I took a nap from 9PM Monday evening until about an hour ago. Once I woke up, restless, I decided to embark upon my great culinary experiment: making mashed potatoes out of the remaining potatoes from my latest batch of choucroute alsacienne. You'll recall that making choucroute involves boiling potatoes with various meats, spices, and a whole lotta beer. Because I had so many leftover potatoes from my most recent batch, I thought, Why waste?—and decided to mash them up with heavy cream and butter. Instead of regular bacon this time around, I threw in a handful of the pre-crumbled bacon that you can find at Costco.
Some preliminary mashing has already been done. I'm currently heating the potatoes up in preparation for mashing them again. I expect the flavors to be either exquisitely interesting—given all that the potatoes had gone through before the mashing—or frighteningly awful, given that I'm not sure how well heavy cream and beer will pair up. I suspect that bacon will be the bridge, the gustatory saving grace that allows all the flavors to blend and harmonize. We'll see.
I also need to get a new, stronger potato masher. The one I have is a tiny, wussy little thing that's barely worthy of scraping out a dog's anus.
More news as it happens.
UPDATE: Here's the result, visually speaking:
I wouldn't blame you if you looked at the above and thought, Oatmeal.

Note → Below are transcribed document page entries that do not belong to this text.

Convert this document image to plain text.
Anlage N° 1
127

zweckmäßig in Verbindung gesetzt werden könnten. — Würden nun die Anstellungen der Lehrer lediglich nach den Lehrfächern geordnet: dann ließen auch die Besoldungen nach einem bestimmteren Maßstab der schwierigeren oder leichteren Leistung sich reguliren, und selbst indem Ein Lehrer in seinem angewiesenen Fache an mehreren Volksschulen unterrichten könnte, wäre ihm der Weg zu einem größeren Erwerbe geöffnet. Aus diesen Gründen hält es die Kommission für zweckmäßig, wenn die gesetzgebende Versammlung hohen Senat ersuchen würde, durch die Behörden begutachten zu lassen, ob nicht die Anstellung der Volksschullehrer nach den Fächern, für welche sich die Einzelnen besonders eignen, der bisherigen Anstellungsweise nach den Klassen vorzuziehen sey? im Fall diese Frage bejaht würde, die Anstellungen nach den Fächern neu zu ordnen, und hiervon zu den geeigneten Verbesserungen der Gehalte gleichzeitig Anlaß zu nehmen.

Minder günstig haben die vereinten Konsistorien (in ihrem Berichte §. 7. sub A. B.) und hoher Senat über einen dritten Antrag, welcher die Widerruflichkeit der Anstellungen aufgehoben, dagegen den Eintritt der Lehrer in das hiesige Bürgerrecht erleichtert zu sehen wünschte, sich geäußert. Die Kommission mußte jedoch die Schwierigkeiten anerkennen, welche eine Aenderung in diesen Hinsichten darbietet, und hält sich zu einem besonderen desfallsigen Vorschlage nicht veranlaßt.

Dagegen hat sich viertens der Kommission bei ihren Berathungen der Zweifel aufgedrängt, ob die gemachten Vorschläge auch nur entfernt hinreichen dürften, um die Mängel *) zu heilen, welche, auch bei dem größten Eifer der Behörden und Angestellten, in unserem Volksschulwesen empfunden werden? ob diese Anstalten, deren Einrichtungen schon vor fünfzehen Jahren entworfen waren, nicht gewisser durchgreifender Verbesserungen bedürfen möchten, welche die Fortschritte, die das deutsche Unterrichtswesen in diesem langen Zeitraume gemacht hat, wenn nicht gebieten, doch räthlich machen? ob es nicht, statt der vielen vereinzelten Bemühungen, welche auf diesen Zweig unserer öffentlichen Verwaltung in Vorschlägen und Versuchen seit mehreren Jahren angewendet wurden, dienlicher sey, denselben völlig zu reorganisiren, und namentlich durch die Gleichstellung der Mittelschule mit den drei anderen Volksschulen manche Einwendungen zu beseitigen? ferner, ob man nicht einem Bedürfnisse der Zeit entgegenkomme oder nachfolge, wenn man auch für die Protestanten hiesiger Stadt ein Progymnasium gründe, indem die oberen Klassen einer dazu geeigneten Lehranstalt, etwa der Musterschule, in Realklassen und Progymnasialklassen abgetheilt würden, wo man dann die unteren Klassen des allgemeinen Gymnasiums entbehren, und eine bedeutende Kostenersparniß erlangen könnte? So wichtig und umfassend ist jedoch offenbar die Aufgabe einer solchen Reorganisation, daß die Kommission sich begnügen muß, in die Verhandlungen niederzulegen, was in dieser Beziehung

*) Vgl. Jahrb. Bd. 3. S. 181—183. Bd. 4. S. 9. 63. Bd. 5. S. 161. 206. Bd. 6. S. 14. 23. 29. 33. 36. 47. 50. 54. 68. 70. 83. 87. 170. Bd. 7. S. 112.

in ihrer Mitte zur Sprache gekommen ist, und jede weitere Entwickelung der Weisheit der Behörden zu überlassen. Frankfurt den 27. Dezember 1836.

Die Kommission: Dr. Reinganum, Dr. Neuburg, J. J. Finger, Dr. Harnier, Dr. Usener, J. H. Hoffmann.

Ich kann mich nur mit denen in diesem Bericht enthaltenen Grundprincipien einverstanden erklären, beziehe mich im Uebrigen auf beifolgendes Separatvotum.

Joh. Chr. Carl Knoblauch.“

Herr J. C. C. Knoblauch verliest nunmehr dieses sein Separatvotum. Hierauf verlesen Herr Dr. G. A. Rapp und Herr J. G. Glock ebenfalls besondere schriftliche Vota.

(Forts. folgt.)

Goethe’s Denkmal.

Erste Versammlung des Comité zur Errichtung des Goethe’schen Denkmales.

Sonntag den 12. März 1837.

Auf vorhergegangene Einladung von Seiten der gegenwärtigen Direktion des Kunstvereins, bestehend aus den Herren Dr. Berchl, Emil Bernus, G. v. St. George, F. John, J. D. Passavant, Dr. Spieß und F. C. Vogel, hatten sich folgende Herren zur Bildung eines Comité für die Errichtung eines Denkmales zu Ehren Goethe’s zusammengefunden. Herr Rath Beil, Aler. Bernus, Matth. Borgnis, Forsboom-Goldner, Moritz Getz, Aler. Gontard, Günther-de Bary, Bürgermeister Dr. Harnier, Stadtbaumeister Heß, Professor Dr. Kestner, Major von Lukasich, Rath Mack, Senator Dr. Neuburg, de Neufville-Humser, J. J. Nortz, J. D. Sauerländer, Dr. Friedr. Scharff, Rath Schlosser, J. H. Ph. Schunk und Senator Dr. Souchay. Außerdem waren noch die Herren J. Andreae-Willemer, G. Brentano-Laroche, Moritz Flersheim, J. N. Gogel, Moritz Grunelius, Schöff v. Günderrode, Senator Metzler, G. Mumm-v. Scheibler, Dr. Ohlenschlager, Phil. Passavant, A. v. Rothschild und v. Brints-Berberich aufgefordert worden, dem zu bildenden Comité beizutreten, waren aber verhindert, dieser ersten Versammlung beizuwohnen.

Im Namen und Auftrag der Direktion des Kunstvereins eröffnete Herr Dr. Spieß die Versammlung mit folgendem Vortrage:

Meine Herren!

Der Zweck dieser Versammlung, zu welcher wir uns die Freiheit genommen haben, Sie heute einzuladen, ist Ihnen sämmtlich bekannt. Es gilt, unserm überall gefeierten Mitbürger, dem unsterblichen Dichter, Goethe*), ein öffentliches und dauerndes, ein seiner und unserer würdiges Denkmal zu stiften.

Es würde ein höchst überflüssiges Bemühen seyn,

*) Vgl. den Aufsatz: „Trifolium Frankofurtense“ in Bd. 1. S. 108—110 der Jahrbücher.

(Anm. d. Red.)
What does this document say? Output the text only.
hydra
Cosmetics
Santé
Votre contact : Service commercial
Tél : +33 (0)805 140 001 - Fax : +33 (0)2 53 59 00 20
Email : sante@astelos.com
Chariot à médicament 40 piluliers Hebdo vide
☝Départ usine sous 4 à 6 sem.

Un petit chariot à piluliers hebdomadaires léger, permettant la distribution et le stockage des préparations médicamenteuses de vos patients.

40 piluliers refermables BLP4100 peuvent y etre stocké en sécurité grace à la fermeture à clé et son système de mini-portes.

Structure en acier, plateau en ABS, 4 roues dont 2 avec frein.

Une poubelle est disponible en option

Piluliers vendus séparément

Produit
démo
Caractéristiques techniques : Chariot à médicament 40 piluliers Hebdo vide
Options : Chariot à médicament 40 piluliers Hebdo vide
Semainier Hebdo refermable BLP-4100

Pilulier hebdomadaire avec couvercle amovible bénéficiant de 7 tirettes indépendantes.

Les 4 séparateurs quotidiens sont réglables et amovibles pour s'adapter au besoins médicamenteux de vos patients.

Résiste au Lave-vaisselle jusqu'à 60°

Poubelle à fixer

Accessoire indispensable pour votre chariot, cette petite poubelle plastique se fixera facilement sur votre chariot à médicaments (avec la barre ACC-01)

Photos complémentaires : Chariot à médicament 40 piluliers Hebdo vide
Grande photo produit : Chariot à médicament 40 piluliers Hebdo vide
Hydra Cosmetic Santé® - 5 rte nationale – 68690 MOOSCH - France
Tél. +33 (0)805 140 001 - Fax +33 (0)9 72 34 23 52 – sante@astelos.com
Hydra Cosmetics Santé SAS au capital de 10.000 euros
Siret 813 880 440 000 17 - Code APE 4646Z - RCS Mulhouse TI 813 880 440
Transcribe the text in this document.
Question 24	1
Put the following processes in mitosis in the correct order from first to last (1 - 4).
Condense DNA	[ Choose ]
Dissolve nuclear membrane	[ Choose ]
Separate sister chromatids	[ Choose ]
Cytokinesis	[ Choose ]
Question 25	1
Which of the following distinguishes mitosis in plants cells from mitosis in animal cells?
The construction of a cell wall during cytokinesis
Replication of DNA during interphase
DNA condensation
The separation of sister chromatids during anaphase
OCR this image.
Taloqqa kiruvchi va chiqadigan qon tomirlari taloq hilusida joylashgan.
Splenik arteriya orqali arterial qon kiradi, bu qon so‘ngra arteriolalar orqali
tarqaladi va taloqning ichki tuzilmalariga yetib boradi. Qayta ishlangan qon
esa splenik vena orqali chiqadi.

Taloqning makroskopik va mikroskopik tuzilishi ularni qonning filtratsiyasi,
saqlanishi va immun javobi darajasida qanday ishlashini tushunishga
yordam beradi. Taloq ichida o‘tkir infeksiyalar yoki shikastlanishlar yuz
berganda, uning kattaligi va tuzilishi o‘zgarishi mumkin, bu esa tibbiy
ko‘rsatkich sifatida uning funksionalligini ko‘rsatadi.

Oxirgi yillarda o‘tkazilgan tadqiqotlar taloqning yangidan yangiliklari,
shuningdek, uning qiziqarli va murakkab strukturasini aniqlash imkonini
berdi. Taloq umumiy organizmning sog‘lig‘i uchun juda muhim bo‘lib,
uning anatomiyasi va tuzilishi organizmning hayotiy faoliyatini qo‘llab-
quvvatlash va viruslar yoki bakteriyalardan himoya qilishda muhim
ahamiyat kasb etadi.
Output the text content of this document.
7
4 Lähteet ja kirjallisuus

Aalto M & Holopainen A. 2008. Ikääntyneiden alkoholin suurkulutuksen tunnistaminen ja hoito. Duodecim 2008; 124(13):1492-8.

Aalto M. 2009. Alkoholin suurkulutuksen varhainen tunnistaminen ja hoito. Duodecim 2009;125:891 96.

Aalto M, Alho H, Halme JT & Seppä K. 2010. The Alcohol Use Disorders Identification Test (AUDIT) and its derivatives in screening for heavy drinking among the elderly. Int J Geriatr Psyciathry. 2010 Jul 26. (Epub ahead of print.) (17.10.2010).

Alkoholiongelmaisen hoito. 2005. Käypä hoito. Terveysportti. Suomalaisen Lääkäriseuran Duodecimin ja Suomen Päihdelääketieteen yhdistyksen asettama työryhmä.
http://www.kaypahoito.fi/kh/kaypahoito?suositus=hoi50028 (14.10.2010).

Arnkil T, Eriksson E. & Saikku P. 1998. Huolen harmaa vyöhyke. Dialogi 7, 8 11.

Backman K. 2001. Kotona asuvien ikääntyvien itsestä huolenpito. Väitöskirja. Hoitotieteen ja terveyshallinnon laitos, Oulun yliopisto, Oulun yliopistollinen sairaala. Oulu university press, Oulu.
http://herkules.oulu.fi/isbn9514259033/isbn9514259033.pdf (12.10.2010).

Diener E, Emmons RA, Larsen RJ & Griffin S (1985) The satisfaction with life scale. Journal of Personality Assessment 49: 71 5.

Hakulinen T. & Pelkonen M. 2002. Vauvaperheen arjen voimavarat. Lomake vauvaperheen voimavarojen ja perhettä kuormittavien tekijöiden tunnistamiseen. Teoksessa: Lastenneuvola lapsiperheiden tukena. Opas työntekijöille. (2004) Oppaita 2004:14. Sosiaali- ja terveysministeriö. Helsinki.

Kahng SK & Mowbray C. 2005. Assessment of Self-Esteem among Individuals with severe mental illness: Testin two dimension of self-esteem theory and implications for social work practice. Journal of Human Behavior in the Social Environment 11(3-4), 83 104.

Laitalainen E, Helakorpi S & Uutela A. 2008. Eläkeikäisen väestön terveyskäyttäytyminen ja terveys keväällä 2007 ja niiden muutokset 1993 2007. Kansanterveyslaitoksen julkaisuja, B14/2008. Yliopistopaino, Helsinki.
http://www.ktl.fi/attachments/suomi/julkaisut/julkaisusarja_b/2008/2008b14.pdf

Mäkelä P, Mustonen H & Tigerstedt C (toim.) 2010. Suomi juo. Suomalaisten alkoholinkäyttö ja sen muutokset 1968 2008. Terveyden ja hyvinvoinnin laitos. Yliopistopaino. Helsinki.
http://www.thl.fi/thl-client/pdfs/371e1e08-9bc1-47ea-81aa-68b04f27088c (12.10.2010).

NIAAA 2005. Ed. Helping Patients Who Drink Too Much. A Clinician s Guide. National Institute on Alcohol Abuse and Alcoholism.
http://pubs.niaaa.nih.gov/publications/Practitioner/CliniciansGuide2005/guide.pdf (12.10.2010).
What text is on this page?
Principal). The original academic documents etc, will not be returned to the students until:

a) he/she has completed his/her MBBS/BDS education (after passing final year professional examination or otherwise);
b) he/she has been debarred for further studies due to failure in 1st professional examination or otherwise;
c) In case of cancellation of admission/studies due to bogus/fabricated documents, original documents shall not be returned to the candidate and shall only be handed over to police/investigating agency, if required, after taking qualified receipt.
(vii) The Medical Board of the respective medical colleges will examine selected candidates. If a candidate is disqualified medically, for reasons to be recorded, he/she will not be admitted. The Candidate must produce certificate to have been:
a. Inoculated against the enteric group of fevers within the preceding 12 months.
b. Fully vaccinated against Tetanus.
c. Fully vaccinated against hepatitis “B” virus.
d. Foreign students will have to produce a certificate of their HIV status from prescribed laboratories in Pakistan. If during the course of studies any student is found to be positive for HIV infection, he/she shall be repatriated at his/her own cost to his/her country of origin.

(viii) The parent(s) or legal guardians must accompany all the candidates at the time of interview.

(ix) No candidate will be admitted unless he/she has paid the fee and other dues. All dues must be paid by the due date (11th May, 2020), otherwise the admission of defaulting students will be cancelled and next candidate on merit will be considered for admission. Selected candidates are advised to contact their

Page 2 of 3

These potatoes might more likely be classified as smashed, not mashed. Smashed potatoes, a variant of mashed potatoes, are normally made by keeping the skins of the potatoes on, boiling the tubers, then mashing them only enough to make them chunky. Quite a few people pan-fry their taters for that extra bit of crispiness and flavor, but I took mine back in the mashed direction by adding cream and butter. I did, however, halve and then boil the potatoes in the choucroute with their skins on, so there's a bit of smash there.
In terms of taste, well... the results weren't disastrous, but they were also a wee bit strange. As I suspected might be true, beery potatoes don't mix that well with cream and butter. It's not a disgusting combination or anything, but the flavors don't marry as harmoniously as I'd have liked them to. Something feels missing, and I think that that something is green onions.
Since I now have a bag of Korean-style panko in my pantry, I could thicken the potatoes up, add green onions as an extra aromatic, and make dainty little panko-fried croquettes out of the mush. And speaking of mush—I could also add some bits of oyster mushroom to the mix, for texture. And right about now, I'm wishing I had some Gruyère.